Плечо ныло, все ссадины, царапины и раны разом проснулись, наполнившись даже не сукровицей - жидкой золотистой болью, разбегающейся по мышцам и сливающейся в организме в белый шум помех, мешающий осознавать собственное тело целым. Словно контур размытого изображения - лужа разбежавшейся по мокрому холсту акварели. Руки-ноги-шея-позвоночник - все вразброс. Ясный задумчивый взгляд в потолок и чужие руки на немного липкой коже. Хотелось в душ до дрожи в коленях. Чтоб можно было смыть с себя хоть часть грязи.

48

Надо же, какой настойчивый юноша. Так упорно хочет, чтоб ему подсказали, что говорить. Так беспардонно желает быть ведомым. Такая целеустремленность достойна лучшего применения.

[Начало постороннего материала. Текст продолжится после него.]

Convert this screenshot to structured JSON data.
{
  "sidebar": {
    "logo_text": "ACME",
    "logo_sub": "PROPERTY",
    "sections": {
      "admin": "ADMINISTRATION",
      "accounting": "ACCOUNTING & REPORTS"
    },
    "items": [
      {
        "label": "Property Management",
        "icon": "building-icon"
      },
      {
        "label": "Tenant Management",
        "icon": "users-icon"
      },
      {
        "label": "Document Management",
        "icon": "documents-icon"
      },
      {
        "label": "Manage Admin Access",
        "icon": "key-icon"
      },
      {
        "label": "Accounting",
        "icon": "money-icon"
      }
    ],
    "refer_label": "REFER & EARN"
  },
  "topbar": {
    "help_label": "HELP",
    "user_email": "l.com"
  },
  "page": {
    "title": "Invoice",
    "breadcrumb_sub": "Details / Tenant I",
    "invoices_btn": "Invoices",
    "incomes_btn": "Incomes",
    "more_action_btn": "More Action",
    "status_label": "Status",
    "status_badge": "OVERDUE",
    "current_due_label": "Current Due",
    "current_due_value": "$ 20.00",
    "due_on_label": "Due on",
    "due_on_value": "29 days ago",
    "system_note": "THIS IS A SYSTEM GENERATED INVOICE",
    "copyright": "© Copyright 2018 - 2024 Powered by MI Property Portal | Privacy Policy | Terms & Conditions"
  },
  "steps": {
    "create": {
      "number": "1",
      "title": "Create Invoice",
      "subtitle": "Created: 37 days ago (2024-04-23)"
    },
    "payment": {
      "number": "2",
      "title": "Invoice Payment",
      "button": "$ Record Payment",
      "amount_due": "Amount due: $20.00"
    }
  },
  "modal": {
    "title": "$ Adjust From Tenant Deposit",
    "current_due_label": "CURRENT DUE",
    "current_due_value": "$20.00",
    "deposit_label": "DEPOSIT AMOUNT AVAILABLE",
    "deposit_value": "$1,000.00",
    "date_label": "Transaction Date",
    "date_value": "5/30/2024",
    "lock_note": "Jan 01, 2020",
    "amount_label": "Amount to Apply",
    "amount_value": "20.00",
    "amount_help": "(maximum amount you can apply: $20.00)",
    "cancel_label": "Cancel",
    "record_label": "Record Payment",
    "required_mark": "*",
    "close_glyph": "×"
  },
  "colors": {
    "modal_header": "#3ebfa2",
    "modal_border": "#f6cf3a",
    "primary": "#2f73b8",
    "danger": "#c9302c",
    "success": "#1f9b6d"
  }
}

- Вы уже торгуетесь, - осуждающе покачал головой и перенес свое внимание на бедра и лодыжки. Отлепленный пластырь нашел свое последнее убежище в мусорной корзине. Пальцы резко надавили, чтоб выяснить, не появится ли в сукровице гной. Пока не особо. Пропитанные обеззараживающим составом салфетки снова прижимает пластырь.
- Перевернитесь.
Чуть прохладные руки подхватывают, то ли заставляя, то ли помогая перевернуться на живот. Довольно аккуратно, чтоб не причинить лишней боли. Слово "лишней" здесь, пожалуй, ключевое. Боль должна быть дозированной, но никак не чрезмерной. Иначе она не возымеет должного эффекта. Спина подвергается тем же процедурам. Перекись, мазь.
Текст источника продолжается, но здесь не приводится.